We consider an inventory routing problem with stochastic demand where the demand is expressed in a probabilistic sense and it is dynamic in which the demand is gradually revealed at the end of each period. The problem is known as dynamic and stochastic inventory routing problem (DSIRP). DSIRP distribution network consists of a supplier and a set of retailers is considered. A limited number of single product is assumed to be produced by the supplier and a holding cost per unit product is incurred at both the supplier. The demand is assumed to follow the binomial probability distribution. We adopt an order-up-to level inventory policy and each unit of positive inventory at the retailer is incurred a holding cost, while the unmet demand (stock-out) is penalized. We assumed that the transportation of the product from supplier to the retailers is handled by a third party. The aim of DSIRP is to minimize the total expected cost which includes the inventory cost at supplier, inventory cost at retailers, stockout cost at retailers and transportation cost.
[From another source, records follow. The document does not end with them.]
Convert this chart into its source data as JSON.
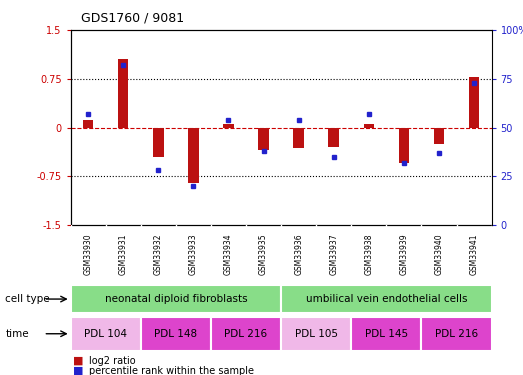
{
  "title": "GDS1760 / 9081",
  "samples": [
    "GSM33930",
    "GSM33931",
    "GSM33932",
    "GSM33933",
    "GSM33934",
    "GSM33935",
    "GSM33936",
    "GSM33937",
    "GSM33938",
    "GSM33939",
    "GSM33940",
    "GSM33941"
  ],
  "log2_ratio": [
    0.12,
    1.05,
    -0.45,
    -0.85,
    0.05,
    -0.35,
    -0.32,
    -0.3,
    0.05,
    -0.55,
    -0.25,
    0.78
  ],
  "percentile_rank": [
    57,
    82,
    28,
    20,
    54,
    38,
    54,
    35,
    57,
    32,
    37,
    73
  ],
  "ylim_left": [
    -1.5,
    1.5
  ],
  "ylim_right": [
    0,
    100
  ],
  "yticks_left": [
    -1.5,
    -0.75,
    0,
    0.75,
    1.5
  ],
  "yticks_right": [
    0,
    25,
    50,
    75,
    100
  ],
  "ytick_labels_left": [
    "-1.5",
    "-0.75",
    "0",
    "0.75",
    "1.5"
  ],
  "ytick_labels_right": [
    "0",
    "25",
    "50",
    "75",
    "100%"
  ],
  "hlines_dotted": [
    0.75,
    -0.75
  ],
  "hline_dashed": 0,
  "cell_type_groups": [
    {
      "label": "neonatal diploid fibroblasts",
      "start": 0,
      "end": 6,
      "color": "#88dd88"
    },
    {
      "label": "umbilical vein endothelial cells",
      "start": 6,
      "end": 12,
      "color": "#88dd88"
    }
  ],
  "time_groups": [
    {
      "label": "PDL 104",
      "start": 0,
      "end": 2,
      "color": "#f0b8e8"
    },
    {
      "label": "PDL 148",
      "start": 2,
      "end": 4,
      "color": "#dd44cc"
    },
    {
      "label": "PDL 216",
      "start": 4,
      "end": 6,
      "color": "#dd44cc"
    },
    {
      "label": "PDL 105",
      "start": 6,
      "end": 8,
      "color": "#f0b8e8"
    },
    {
      "label": "PDL 145",
      "start": 8,
      "end": 10,
      "color": "#dd44cc"
    },
    {
      "label": "PDL 216",
      "start": 10,
      "end": 12,
      "color": "#dd44cc"
    }
  ],
  "bar_color": "#bb1111",
  "dot_color": "#2222cc",
  "bg_color": "#ffffff",
  "sample_bg_color": "#cccccc",
  "bar_width": 0.3,
  "legend_items": [
    "log2 ratio",
    "percentile rank within the sample"
  ]
}
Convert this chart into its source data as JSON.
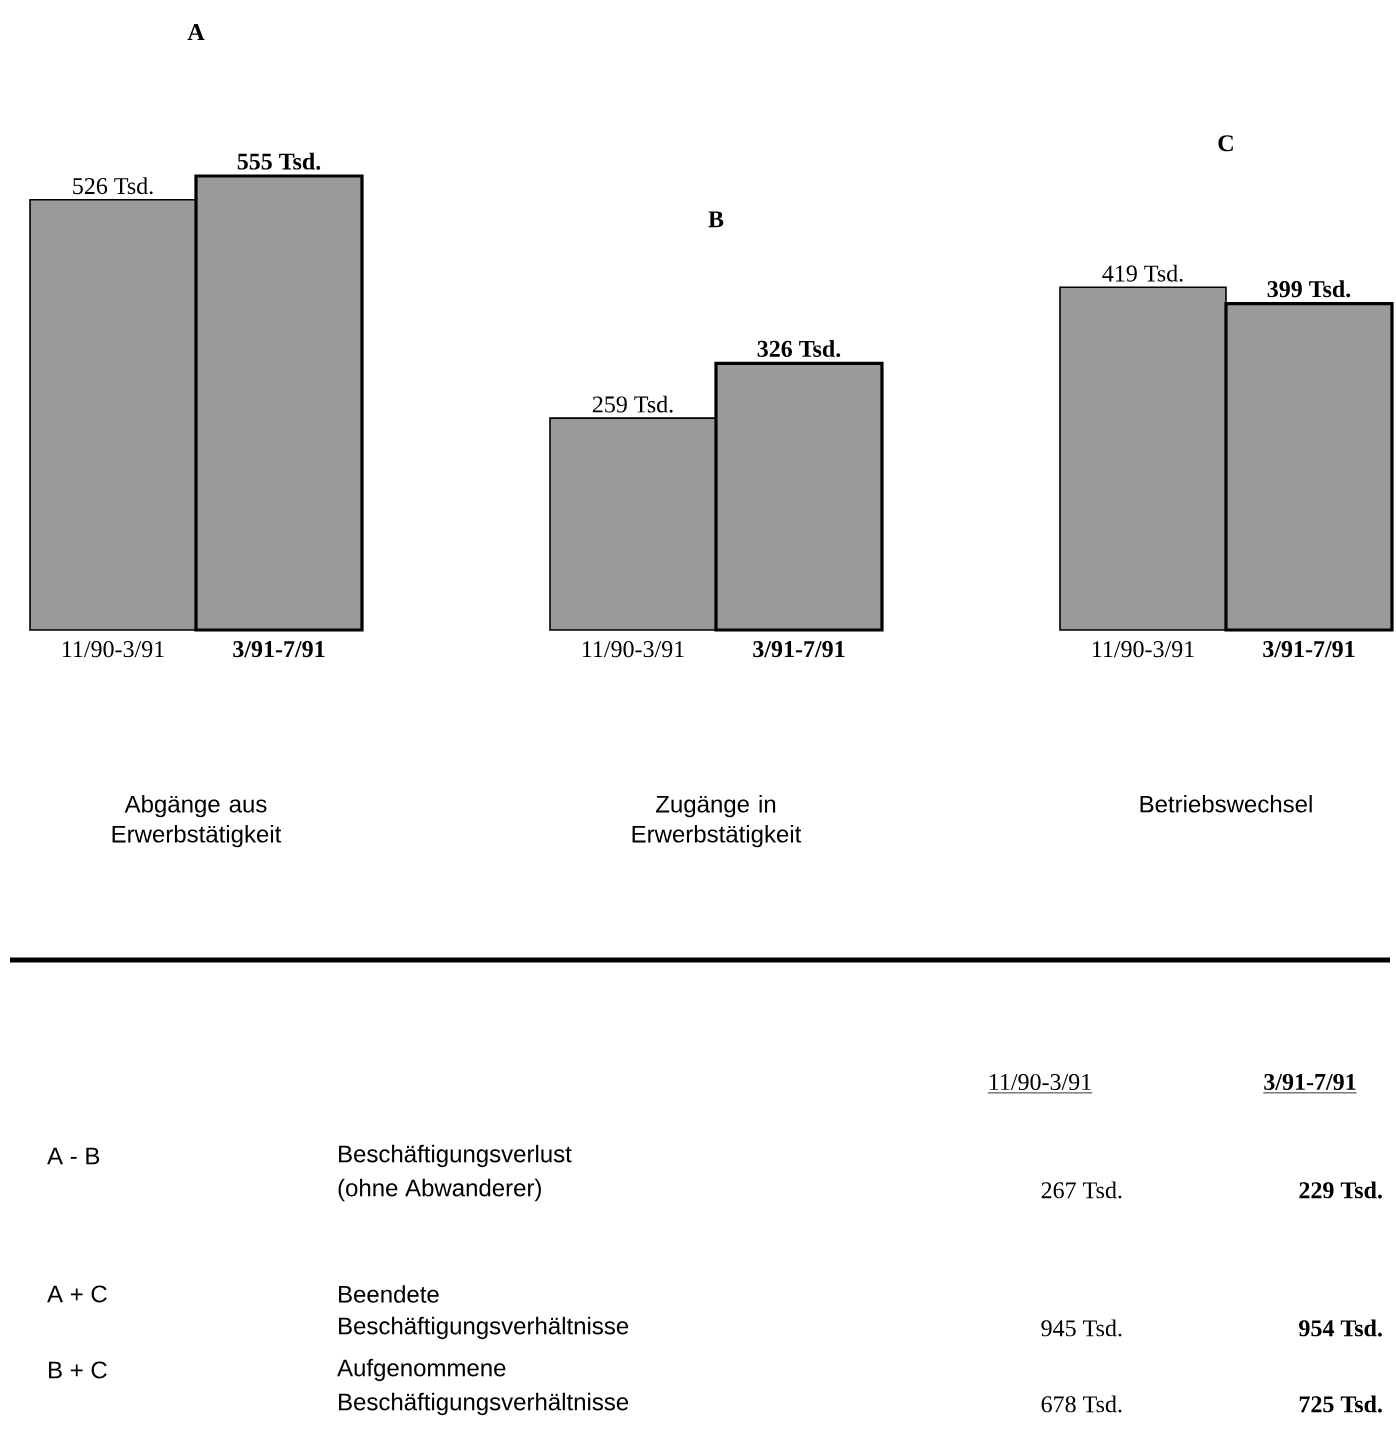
{
  "chart_data": [
    {
      "type": "bar",
      "title": "A",
      "categories": [
        "11/90-3/91",
        "3/91-7/91"
      ],
      "values": [
        526,
        555
      ],
      "value_labels": [
        "526 Tsd.",
        "555 Tsd."
      ],
      "xlabel": "Abgänge aus Erwerbstätigkeit",
      "color": "#9a9a9a"
    },
    {
      "type": "bar",
      "title": "B",
      "categories": [
        "11/90-3/91",
        "3/91-7/91"
      ],
      "values": [
        259,
        326
      ],
      "value_labels": [
        "259 Tsd.",
        "326 Tsd."
      ],
      "xlabel": "Zugänge in Erwerbstätigkeit",
      "color": "#9a9a9a"
    },
    {
      "type": "bar",
      "title": "C",
      "categories": [
        "11/90-3/91",
        "3/91-7/91"
      ],
      "values": [
        419,
        399
      ],
      "value_labels": [
        "419 Tsd.",
        "399 Tsd."
      ],
      "xlabel": "Betriebswechsel",
      "color": "#9a9a9a"
    },
    {
      "type": "other",
      "annotations": [
        "11/90-3/91",
        "3/91-7/91",
        "A - B",
        "Beschäftigungsverlust",
        "(ohne Abwanderer)",
        "267 Tsd.",
        "229 Tsd.",
        "A + C",
        "Beendete",
        "Beschäftigungsverhältnisse",
        "945 Tsd.",
        "954 Tsd.",
        "B + C",
        "Aufgenommene",
        "Beschäftigungsverhältnisse",
        "678 Tsd.",
        "725 Tsd."
      ]
    }
  ]
}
The DSIRP is modeled as a Markov decision process (MDP) where the state in period t is represented as the inventory level for all retailers. A hybrid rollout algorithm where a Mixed Integer Linear Programming of the problem is used to obtain the control in each state. We also proposed an Artificial Bee Colony (ABC) algorithm to obtain a feasible and better controls. Computational experiments is conducted using an existing benchmark problem.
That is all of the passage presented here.